Post Thanksgiving, load them up with leftover Turkey or take them to a new level with tons of cheese, bacon bits and chives. Keep them simple with just salt and pepper, or omit the chives on top for kids who prefer their muffin to look “clean,” without garnish.

MuffinizⓇ this classic comfort food and keep your forks in the silverware drawer.

Serve with sour cream.

Mashed Potato Muffins (makes 12)

3 cups mashed potatoes*
1 large egg
1 1/4 heaping cups Cheddar and mozarella cheese, shredded and divided
3 Tbsp chives, chopped and divided
salt and pepper, to taste

1. Preheat oven to 375 degrees.
2. Grease muffin pan with non-stick cooking spray.
3. In a large bowl, combine mashed potatoes, egg, 1 cup cheese and 2 tablespoons chives.
4. Add salt and pepper and stir.
5. Use an ice cream scoop to divide the potato mixture into the prepared muffin pan (use the back of spoon to pack potatoes down into each cup for a flattened top or leave as is for a more puffy/textured muffin top).
6. Bake for 30 to 35 minutes until golden brown and crisp around the edges.
7. Remove pan from the oven, sprinkle muffin tops with the remaining 1/4 cup cheese, and return them to the oven for 3 more minutes.
8. Remove muffins from the oven and allow them to cool in the pan for 5 minutes.
9. Transfer muffins to a serving dish, top them with the remaining 1 tablespoon of chives (optional) and serve immediately.

Notes:
*To measure mashed potatoes, scoop and pack them into a measuring cup and then level it off.
*Mashed potatoes can vary in thickness. To thicken consistency, add an egg to the mixture.

img_5860

Cheese Meltin’ Muffins

FullSizeRender_3.jpg

Just out of the oven, these muffins on the counter, my 7-year-old took one bite and said, “I love how it all melts together.”  They are gloriously cheesy, just waiting to be pulled apart.
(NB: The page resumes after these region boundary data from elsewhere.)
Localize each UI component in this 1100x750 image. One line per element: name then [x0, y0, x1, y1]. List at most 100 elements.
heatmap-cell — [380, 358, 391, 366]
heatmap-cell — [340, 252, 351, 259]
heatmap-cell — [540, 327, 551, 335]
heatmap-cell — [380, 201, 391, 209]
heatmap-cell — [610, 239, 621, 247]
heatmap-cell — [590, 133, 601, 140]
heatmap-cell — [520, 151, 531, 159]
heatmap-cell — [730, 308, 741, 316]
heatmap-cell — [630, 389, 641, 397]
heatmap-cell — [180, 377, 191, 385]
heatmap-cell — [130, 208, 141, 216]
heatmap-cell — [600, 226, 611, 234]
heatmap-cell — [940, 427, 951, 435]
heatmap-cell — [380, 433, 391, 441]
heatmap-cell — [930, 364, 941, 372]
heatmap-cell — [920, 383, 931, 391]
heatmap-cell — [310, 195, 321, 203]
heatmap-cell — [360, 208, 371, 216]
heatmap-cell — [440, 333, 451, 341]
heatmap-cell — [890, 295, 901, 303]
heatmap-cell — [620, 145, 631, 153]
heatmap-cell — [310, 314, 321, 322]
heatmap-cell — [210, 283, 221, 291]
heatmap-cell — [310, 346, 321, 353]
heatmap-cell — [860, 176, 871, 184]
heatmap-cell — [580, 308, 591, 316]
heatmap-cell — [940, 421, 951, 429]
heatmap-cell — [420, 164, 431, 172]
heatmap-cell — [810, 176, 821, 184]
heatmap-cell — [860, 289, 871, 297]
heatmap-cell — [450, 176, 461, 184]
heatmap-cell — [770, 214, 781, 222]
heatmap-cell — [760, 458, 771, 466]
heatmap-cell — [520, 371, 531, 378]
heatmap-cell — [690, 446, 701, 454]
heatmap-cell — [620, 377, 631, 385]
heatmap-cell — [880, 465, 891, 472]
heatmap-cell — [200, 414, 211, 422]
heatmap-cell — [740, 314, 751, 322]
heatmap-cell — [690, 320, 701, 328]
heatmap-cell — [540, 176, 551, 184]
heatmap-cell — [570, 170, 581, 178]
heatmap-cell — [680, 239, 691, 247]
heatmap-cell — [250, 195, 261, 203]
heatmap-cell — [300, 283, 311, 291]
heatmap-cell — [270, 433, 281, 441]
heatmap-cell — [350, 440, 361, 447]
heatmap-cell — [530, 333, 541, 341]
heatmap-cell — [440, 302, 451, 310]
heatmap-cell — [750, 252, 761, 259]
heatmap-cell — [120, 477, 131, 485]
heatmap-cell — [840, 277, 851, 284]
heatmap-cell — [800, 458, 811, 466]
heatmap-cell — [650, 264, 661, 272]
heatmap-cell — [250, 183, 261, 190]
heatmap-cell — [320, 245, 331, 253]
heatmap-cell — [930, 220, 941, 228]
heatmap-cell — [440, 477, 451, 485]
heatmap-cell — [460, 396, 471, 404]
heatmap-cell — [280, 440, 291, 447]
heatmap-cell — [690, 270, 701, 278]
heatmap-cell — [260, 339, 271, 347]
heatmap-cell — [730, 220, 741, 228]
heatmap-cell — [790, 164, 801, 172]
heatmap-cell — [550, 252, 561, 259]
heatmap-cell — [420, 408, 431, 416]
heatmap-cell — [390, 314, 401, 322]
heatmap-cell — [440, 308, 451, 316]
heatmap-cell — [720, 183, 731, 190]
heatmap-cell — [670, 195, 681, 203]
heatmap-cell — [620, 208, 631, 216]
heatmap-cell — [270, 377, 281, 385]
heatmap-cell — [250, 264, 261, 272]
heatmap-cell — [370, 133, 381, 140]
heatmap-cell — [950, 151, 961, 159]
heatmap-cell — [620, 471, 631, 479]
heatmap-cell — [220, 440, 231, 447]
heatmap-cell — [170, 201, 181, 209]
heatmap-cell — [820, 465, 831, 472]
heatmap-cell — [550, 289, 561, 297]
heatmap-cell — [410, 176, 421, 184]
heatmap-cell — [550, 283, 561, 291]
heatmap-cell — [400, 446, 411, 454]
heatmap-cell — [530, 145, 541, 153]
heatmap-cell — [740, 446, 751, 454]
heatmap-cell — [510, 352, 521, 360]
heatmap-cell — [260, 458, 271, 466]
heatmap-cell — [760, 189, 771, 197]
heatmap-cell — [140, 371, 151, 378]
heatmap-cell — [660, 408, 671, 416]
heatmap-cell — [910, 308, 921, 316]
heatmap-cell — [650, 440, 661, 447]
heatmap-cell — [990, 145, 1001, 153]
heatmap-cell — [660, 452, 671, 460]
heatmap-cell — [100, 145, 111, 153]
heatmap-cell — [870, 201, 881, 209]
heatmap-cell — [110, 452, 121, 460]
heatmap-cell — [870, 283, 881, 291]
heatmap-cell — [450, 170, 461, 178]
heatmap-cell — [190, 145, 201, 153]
The recipe is beyond easy. Use any cheese you have on hand. I was planning to use Colby Jack, but after returning from a road trip I discovered it was moldy, so I improvised with goat, mozzarella, American and parmesan.

Buttery crisp on the outside and molten inside, these muffins make a great snack for kids. Served with milk, they make a protein-packed meal. And, mini or regular sized, they make a wonderful portable appetizer for your next cocktail party.

Even better, they make great egg sandwiches. Leftovers may be halved, popped into the toaster and spread with jam. Delicious as-is, or with a bowl of soup.

IMG_6483.JPG
Cheese Meltin’ Muffins (makes 12)

1 1/2 cups flour
1 Tbsp baking powder
1/2 tsp salt
3 heaping cups cheese (I used goat, mozzarella, American and parmesan)
1 cup milk
1 egg
1/4 cup (1/2 stick) salted butter, melted
1 pat (1 tsp) butter (optional)

1. Preheat oven to 375 F degrees. Grease muffin pan with cooking spray.
2. In a medium-size mixing bowl, whisk together flour, baking powder, and salt. Stir in cheese.
3. In a separate medium-size mixing bowl, whisk together the egg, milk, and butter.
4. Pour wet mixture into dry mixture and stir to combine.
5. With an ice cream scoop or spoon, distribute batter into each muffin cup.
5. Bake for 22 to 25 minutes until muffin tops start to brown.
6. As the muffins come out of the oven, rub a small pat of butter over the tops.
7. Serve warm from the oven with a pat of butter or jam.